The report was good news for an increasing number of companies vying to install charging stations or infrastructure, a necessary component to the adoption of EVs.
It's believed tens of thousands of such sites will be needed, ranging from charging hardware installed at homes to those available in parking lots at office buildings and shopping malls.
HECO's booth will showcase Coulomb Technologies, GoSmart, AeroVironment and Control Technologies .
It also will feature Better Place, a high-profile Silicon Valley company that promises to set up a system whereby subscribers won't have to worry about the battery cost of their cars.
Better Place will pay for those units if customers agree to a subscription plan akin to buying mobile phone minutes — so much for so many minutes.
For drivers who come close to draining the 100-mile range of the batteries, there will be some battery-swap stations where freshly charged batteries can be loaded into cars.
Better Place spokeswoman Julie Mullins declined to say what these costs might be for its plans or the status of talks with U.S. carmakers for models using its battery system.
The company has been making progress with its model in Denmark and Israel and has been targeting Hawai'i as one of the first markets it serves.

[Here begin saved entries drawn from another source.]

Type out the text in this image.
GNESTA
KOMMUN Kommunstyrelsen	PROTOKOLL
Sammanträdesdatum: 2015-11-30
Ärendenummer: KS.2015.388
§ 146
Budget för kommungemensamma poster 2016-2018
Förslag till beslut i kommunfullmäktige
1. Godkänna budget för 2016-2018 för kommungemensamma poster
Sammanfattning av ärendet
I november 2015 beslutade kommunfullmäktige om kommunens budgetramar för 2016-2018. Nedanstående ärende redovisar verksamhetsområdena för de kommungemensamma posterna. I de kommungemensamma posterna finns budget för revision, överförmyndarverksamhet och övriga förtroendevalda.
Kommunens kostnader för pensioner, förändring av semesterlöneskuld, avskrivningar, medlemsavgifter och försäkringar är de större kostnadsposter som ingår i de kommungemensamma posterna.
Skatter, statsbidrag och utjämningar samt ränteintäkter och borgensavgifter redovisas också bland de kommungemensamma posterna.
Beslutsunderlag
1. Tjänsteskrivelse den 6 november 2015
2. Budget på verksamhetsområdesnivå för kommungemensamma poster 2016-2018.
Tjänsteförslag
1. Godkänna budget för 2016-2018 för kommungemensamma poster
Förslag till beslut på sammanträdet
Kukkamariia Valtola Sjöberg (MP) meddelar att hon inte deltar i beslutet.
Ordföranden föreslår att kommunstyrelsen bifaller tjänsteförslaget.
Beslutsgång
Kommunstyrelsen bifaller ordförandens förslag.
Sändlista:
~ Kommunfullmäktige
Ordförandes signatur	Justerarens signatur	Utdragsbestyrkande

Mullins said the company intends to start putting in charge sites by the end of this year and have a "mass deployment" of the sites in 2012.
O'Dell said the Better Place model might work for a market like Hawai'i, but may not make sense in some Mainland areas where people drive farther. He said it may be that some people buy EVs as a second car to be used by the household member who has a limited commute.
He also expects a number of alternatives to be tried as the EV era progresses.
There will be people that will drive conventional hybrids that don't plug in and other hybrids that have plug-in capability.
There also will be the extended-range cars like the Volt and pure battery EVs. Down the road there also may be hydrogen fuel cells to run cars with electric motors.
"We're going to have 20 to 30 years where every one of these things is on the road," O'Dell said, noting after that the market will probably settle on two or three types of vehicles.
But all of it has to start with drivers getting more comfortable with the concept of EVs.
"One of the beginning challenges to getting electric vehicles on the street is getting customers to understand and want them," said HECO spokesman Peter Rosegg.
"It's not going to happen if we don't start."